Engineers decided to make our life hard by not including a regular sized nut or hole we could use a wrench on...
^^^ Meaning will the "teeter - totter"? Rear jack stands might support but if you have ramps, perhaps slip those under rear tires with support blocks on top touching. I do that when underneath for added safety - just in case. MINI Coopers are fairly light comparatively, however I have no desire to attempt bench pressing one off of me...
So I have been using this video to strip down my Mini. Although there are several on the web, I chose this one because it is so complete.
I have completed this one. All is going well. We had to cut off the exhaust bolts so I will be taking the exhaust off this week to clean up the rusted nuts. The CVs are next and they have a lot of grease on them. Anyone ever reboot? Or is it better to just replace?
So I have been using this video to strip down my Mini. Although there are several on the web, I chose this one because it is so complete.
I have completed this one. All is going well. We had to cut off the exhaust bolts so I will be taking the exhaust off this week to clean up the rusted nuts. The CVs are next and they have a lot of grease on them. Anyone ever reboot? Or is it better to just replace?
It doesn't seem to have been mentioned here but AllMag Autoparts has essentially every part to build a MINI from the ground up. No affiliation but I did get a really hard to find part for a reasonable price there. That little plastic corner piece of trim that transmissions from the windscreen to the rain gutter.... yeah, they had that and it was less than other places at the time. I have purchased several things from ECS and referred others there for both MINI and BMW parts. https://www.allmagautoparts.com/ https://www.ecstuning.com/
If you are swapping out the transmission, you might as well do the 6speed swap as the list of parts and procedures, to my knowledge, are the same as the 5speed Getrag swap. Probably more Getrag 6's out there than the Getrag5's, so there is probably that as well.
I was tempted to do the 6speed swap in my Justa when it's Midlands/Rover transmission died but it was nearly twice the cost of a rebuild. Had I bit the bullet and did the 6speed, I'd probably still have the Justa today..... maybe. I definitely would have got more money for it when I sold it, that is certain.
It is nice to see that there are people out there taking the time, energy and money to restore the slightly less loved R50's. I occasionally see then here in Portland, but most are the mid-04+ facelifts. It is very rare that you see the 02-early 04 Justa's anymore - and there are a lot of MINI's in Portland, OR. I suspect this is due to the expense of repairing or replacing the transmissions. Even when I did my transmission, I was told that I will be spending as much on the repair as the car was worth and that was the better part of 10 years ago.
The big issue with a Midlands transmission is there is absolutely NO video online showing how to rebuild them. At least I didn't find any.

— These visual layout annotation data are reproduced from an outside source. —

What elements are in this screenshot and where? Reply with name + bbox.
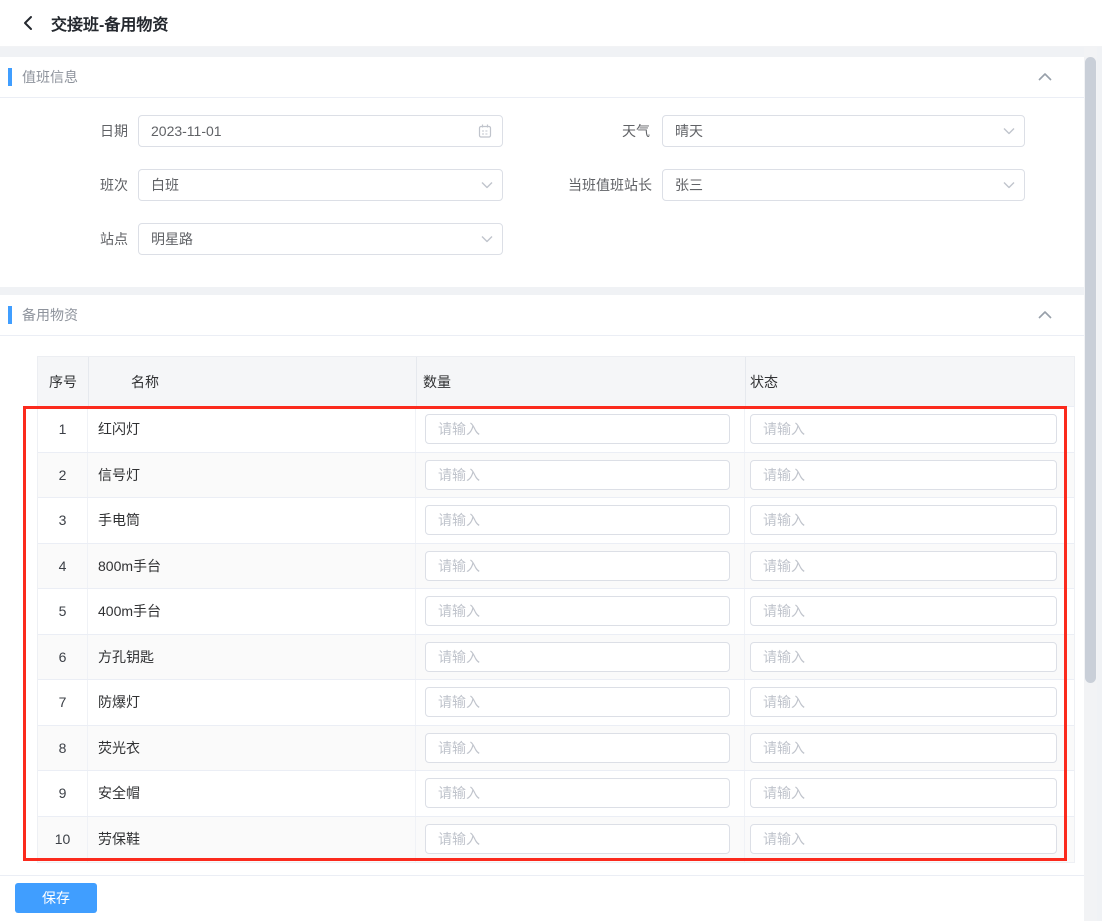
status-input[interactable]	[750, 778, 1057, 808]
weather-select[interactable]: 晴天	[662, 115, 1025, 147]
table-row: 6 方孔钥匙	[38, 635, 1074, 681]
station-value: 明星路	[151, 231, 193, 247]
chevron-down-icon	[481, 181, 493, 189]
table-row: 7 防爆灯	[38, 680, 1074, 726]
column-header-quantity: 数量	[417, 357, 746, 407]
quantity-input[interactable]	[425, 505, 730, 535]
quantity-input[interactable]	[425, 414, 730, 444]
date-label: 日期	[40, 115, 128, 147]
row-name: 荧光衣	[88, 726, 416, 771]
quantity-input[interactable]	[425, 551, 730, 581]
row-index: 4	[38, 544, 88, 589]
back-button[interactable]	[18, 13, 38, 33]
scrollbar-thumb[interactable]	[1085, 57, 1096, 683]
row-name: 防爆灯	[88, 680, 416, 725]
date-input[interactable]	[151, 116, 472, 146]
weather-label: 天气	[520, 115, 650, 147]
status-input[interactable]	[750, 596, 1057, 626]
table-row: 5 400m手台	[38, 589, 1074, 635]
footer-bar: 保存	[0, 875, 1084, 921]
row-name: 方孔钥匙	[88, 635, 416, 680]
scrollbar-track[interactable]	[1084, 47, 1097, 921]
column-header-name: 名称	[89, 357, 417, 407]
row-name: 400m手台	[88, 589, 416, 634]
status-input[interactable]	[750, 642, 1057, 672]
status-input[interactable]	[750, 824, 1057, 854]
duty-info-section-header: 值班信息	[0, 57, 1084, 98]
duty-master-value: 张三	[675, 177, 703, 193]
chevron-down-icon	[1003, 181, 1015, 189]
row-name: 红闪灯	[88, 407, 416, 452]
section-accent-bar	[8, 68, 12, 86]
status-input[interactable]	[750, 733, 1057, 763]
quantity-input[interactable]	[425, 778, 730, 808]
row-index: 7	[38, 680, 88, 725]
quantity-input[interactable]	[425, 642, 730, 672]
quantity-input[interactable]	[425, 824, 730, 854]
chevron-up-icon	[1038, 311, 1052, 320]
status-input[interactable]	[750, 414, 1057, 444]
status-input[interactable]	[750, 551, 1057, 581]
top-bar: 交接班-备用物资	[0, 0, 1102, 47]
station-label: 站点	[40, 223, 128, 255]
row-index: 1	[38, 407, 88, 452]
supplies-table: 序号 名称 数量 状态 1 红闪灯 2 信号灯 3 手电筒	[37, 356, 1075, 863]
row-index: 8	[38, 726, 88, 771]
chevron-up-icon	[1038, 73, 1052, 82]
row-name: 安全帽	[88, 771, 416, 816]
duty-info-collapse-toggle[interactable]	[1038, 73, 1052, 82]
duty-info-section-title: 值班信息	[22, 67, 78, 87]
status-input[interactable]	[750, 505, 1057, 535]
supplies-section-header: 备用物资	[0, 295, 1084, 336]
page-title: 交接班-备用物资	[51, 11, 168, 35]
table-body: 1 红闪灯 2 信号灯 3 手电筒 4 800m手台	[37, 406, 1075, 863]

Best you can find is the shop manual (which is already nice, but might not be quite enough for a DIYer), Coats and Gaiters partial disassembly of one (he didn't put it back together, so no video of that) and a few testimony on forums of people doing it.
I have my previous bad Midlands transmission sitting in my garage waiting to be opened, but I'm kinda dreading going in without video instructions. For most people, it's simply easier and more reliable long-term to go with a Getrag swap, albeit more expensive.
I also went the route of a junkyard Midlands transmission, and so far, knock on wood, it works fine.